Source: Cyber and Ramen
The published files included a custom Model Context Protocol (MCP) server named ARXON that served as a bridge between reconnaissance data and commercial large-scale language models. Researchers said they found no public references to ARXON, indicating it is likely a custom MCP framework created by threat actors.
The MCP server acts as a middle layer that takes in data, feeds it to the language model, and uses the generated output in other tools. In this campaign, the captured data was used to automate post-breach analysis and attack planning.
Another Go tool called CHECKER2 is a Docker-based orchestrator used to scan thousands of VPN targets in parallel, with logs showing more than 2,500 potential targets spanning over 100 countries.
According to researchers, reconnaissance data collected from compromised FortiGate appliances and internal networks was fed into ARXON, which queried large language models such as DeepSeek and Claude to generate structured attack plans.
These attack plans included steps to obtain domain administrators, recommended locations to look for credentials, recommended exploitation steps, and guidance on lateral spread to other devices.
In some cases, Claude Code was configured to run offensive tools on its own, such as Impacket scripts, Metasploit modules, and hashcat, without requiring each command to be approved by the attacker.
Researchers note that the operation evolved over several weeks, with the attackers first using the open-source HexStrike MCP framework and moving to an automated and customized ARXON system about eight weeks later.

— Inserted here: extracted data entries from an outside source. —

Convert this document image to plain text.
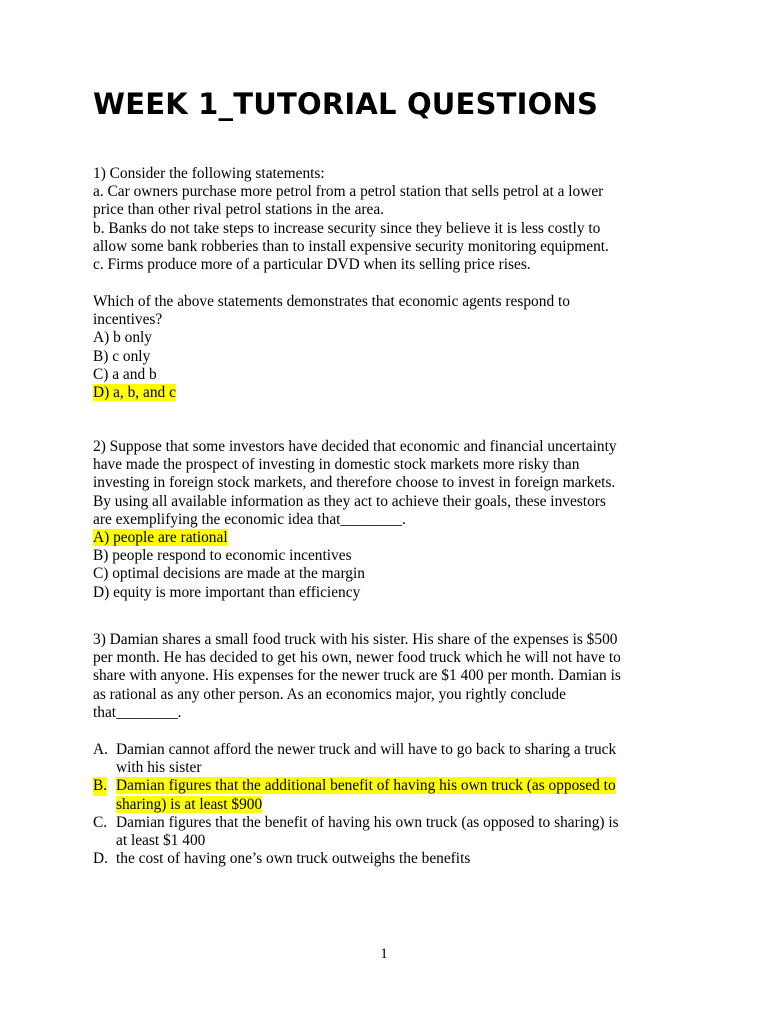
WEEK 1_TUTORIAL QUESTIONS
1) Consider the following statements:
a. Car owners purchase more petrol from a petrol station that sells petrol at a lower
price than other rival petrol stations in the area.
b. Banks do not take steps to increase security since they believe it is less costly to
allow some bank robberies than to install expensive security monitoring equipment.
c. Firms produce more of a particular DVD when its selling price rises.
Which of the above statements demonstrates that economic agents respond to
incentives?
A) b only
B) c only
C) a and b
D) a, b, and c
2) Suppose that some investors have decided that economic and financial uncertainty
have made the prospect of investing in domestic stock markets more risky than
investing in foreign stock markets, and therefore choose to invest in foreign markets.
By using all available information as they act to achieve their goals, these investors
are exemplifying the economic idea that________.
A) people are rational
B) people respond to economic incentives
C) optimal decisions are made at the margin
D) equity is more important than efficiency
3) Damian shares a small food truck with his sister. His share of the expenses is $500
per month. He has decided to get his own, newer food truck which he will not have to
share with anyone. His expenses for the newer truck are $1 400 per month. Damian is
as rational as any other person. As an economics major, you rightly conclude
that________.
A. Damian cannot afford the newer truck and will have to go back to sharing a truck
with his sister
B. Damian figures that the additional benefit of having his own truck (as opposed to
sharing) is at least $900
C. Damian figures that the benefit of having his own truck (as opposed to sharing) is
at least $1 400
D. the cost of having one’s own truck outweighs the benefits
1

The report shares Amazon’s assessment that generative AI is being used as a multiplier, allowing attackers to scale their intrusions more efficiently. Researchers similarly warn that defenders should prioritize patching edge devices and auditing anomalous SSH activity and VPN account creation.
CronUp security researcher Germán Fernández also discovered another server publishing a directory containing what appears to be an AI generation tool targeting FortiWeb.
Although these tools do not appear to be part of the FortiGate campaign, they are yet another example of how threat actors continue to use AI tools to enhance their attacks.
Updated February 21, 2026: Added technical details from the Cyber and Ramen Security Blog and German Fernández.